The purpose of my little random walk example was to illustrate how it is possible (quite easy, really) to construct a mathematical system in which the the "noise" itself is the cause of the observed trend--it has both predictable and unpredictable statistical properties (with a random walk, one can predict the average fluctuation and establish an approximate bound on the growth; one simply can't predict the average value of the walk itself or any kind of growth trend). That's the only thing you should take from it. As I said before, climate isn't random. However, the reason I chose a random walk as my illustrative example is that my average reader is probably not mathematically sophisticated enough to be able to understand the concept of a dynamical system with sensitive dependence on initial conditions and a multifractal system of attractors, which would have much more direct relevance on the mathematics of climate. But like our random walk, such a dynamical system has some unpredictable stochastic properties governed by the small fluctuations themselves that will always defy our attempts to predict them due to the fundamental mathematics governing the system, not due to the inadequacy of our understanding of said mathematics.

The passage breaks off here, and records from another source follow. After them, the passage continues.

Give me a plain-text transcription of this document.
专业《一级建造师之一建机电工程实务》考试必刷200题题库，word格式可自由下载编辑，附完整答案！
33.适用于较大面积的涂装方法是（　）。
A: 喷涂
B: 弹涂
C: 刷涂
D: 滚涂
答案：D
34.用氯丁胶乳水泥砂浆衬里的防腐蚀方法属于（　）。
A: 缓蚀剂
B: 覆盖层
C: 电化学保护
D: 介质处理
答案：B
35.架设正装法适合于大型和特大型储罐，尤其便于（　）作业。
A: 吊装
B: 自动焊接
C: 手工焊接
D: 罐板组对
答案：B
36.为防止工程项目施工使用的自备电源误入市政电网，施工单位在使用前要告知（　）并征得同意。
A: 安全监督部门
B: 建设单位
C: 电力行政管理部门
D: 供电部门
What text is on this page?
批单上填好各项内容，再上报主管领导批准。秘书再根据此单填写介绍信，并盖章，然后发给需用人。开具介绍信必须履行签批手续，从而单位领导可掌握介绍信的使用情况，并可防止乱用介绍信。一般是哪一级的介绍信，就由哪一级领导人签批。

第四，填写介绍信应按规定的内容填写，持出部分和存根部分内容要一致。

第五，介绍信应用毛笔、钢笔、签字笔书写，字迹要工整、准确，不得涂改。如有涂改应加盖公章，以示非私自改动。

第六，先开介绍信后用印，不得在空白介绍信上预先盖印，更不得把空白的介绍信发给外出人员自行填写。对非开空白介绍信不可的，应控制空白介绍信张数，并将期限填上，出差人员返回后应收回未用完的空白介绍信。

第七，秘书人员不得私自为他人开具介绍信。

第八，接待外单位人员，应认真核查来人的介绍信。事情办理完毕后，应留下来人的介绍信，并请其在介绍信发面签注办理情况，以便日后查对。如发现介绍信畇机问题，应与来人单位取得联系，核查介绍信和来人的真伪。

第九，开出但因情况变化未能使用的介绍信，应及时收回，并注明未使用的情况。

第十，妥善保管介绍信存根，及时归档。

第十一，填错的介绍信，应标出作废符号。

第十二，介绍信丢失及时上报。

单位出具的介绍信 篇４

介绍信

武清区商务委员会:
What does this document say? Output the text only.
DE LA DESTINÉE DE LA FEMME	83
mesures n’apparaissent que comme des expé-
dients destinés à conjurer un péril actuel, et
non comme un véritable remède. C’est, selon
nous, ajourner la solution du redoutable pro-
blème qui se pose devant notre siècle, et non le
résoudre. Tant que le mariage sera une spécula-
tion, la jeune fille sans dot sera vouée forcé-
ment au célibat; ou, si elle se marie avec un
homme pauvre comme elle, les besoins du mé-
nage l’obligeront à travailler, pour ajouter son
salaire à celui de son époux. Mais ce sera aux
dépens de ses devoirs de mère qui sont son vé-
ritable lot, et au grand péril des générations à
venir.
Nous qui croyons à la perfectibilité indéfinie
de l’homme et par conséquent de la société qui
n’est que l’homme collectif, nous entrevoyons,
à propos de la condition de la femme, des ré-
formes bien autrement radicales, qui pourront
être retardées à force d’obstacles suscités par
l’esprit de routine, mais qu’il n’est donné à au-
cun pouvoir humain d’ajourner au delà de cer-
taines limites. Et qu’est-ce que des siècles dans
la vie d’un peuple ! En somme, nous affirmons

Contrary to the beliefs of many, scientists and mathematicians don't do a lot of talking. There's lots and lots and lots of bad mathematics out there in even the best science journals. I partly blame mathematicians for being too aloof to concern themselves with trivial things like the "physical world," and partly blame scientists for (mostly) thinking that they don't really need to know any more more math than some statistics and ODEs. But with my background, and knowing what I do about the dynamics of the PDEs governing the climate, I look at data like the above and don't see a black trend line separate from the red noise. I say to myself, "Hey, I've seen similar dynamical systems do this sort of behavior before, and it definitely wasn't the sort of thing climatologists say that this behavior is."

Does it mean I'm right and they're wrong? No, of course not. I'm not even a full naysayer; I'm simply on the end of the spectrum responding to the doomsayers, "I don't think you can conclude as much as you wish to conclude," and the goal of my random walk experiment was to give the rest of you some idea of why using ideas you're familiar with instead of writing a 17-post series on chaos, fractals, and strange attractors.

2 comments:

Mark Louderback said...

I have to admit that as much as I enjoy your writing on theology, church and the like, I'd love to have the 17 post series.

Dave said...

Josh,

From my understanding of non-linear systems, perhaps the simplest analogy is the distorting amplifier.

Imagine a world in which there are no amplifiers for guitars. In this world, the guitar would sound "acoustic" and that's the only way it would sound. Most guitars would sound similar to most other guitars, in the same way that most violins currently sound the same as most other violins.

Now, if you introduce distorting amplification, you can now make your guitar sound like a whole range of different things. It also sounds much different than an "acoustic" guitar.

Josh is asserting (to my reading) that the dynamical climate model math is much like this distorting amp. It makes the regular guitar sound much more complex, and much more difficult to predict. Things that are true about the sound at one point in time might not be true about the sound in the future. It is easy to make totally different sounds, but changing subtle factors in the amplifier and the guitar.

Yet, many scientists learn climate modeling math "unplugged". They generally are not interested in/do no understand the distorted version, when their "unplugged" version works just fine, thank you. In the "unplugged" version, the climate model is a simple, repeatable thing, and things that are true at one time are always true.

The problem is, if the "distorted" version of the climate is what we actually have, then the "unplugged" model is too simplistic to be a workable model for predicting the past or the future.